The Index of Industrial Production (IIP) went up 3.8% but the rise was mostly due to the Diwali effect. Diwali causes IIP to drop, as we have noticed in the past. (See our past post which talks about the Diwali effect). The following graph shows the fact that production falls in Diwali months:
Now look at the current data, which came in for November:
Look closely – November 2013 was a “dip” because in 2013, Diwali was in November. In 2014, Diwali was in October, so the dip happened a month early. Meaning, the year on year growth will look bad in October and good in November, purely because of the Diwali effect!
And that’s played out. October was -4.2% and November is +3.8%.
Here’s the sector wise play:
Manufacturing has bounced back but that might be the Diwali effect.
Electricity did well at 10% growth.
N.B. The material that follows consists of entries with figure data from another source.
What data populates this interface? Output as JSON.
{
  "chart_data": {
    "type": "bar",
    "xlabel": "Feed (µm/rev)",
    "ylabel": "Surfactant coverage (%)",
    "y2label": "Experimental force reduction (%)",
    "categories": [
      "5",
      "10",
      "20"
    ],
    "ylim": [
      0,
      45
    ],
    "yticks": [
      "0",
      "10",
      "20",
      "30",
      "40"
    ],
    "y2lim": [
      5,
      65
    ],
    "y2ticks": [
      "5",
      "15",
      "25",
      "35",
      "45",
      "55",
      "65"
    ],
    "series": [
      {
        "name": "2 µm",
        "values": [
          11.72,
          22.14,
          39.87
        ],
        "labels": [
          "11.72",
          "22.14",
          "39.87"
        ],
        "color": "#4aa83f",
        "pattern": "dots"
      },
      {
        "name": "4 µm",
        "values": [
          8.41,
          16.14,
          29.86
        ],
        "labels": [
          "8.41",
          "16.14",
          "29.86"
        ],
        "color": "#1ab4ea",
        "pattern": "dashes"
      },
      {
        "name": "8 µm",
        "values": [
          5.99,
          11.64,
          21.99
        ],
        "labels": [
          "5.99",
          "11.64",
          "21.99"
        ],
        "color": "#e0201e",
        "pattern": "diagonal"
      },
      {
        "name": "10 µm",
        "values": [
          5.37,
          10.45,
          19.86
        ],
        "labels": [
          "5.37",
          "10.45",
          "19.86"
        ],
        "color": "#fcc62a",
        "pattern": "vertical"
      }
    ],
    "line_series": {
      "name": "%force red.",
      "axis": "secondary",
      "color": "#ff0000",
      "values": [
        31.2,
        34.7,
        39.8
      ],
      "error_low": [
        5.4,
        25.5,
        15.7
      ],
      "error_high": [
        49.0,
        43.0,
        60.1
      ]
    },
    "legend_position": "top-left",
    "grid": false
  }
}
This has been impressive.
The Use based indexes show more secular growth – part of this is the Diwali effect, and a part is the actual underlying recovery.
Overall, this is “okay” data for IIP. With the Diwali effect, we would have expected a positive set of numbers, which we said earlier.
If you remove the “Diwali” impact – a fiendishly difficult task – the IIP numbers are up only marginally, around 1%. This means growth is slow, and therefore it makes more sense, combined with the low inflation number, to reduce interest rates. RBI will look at this closely.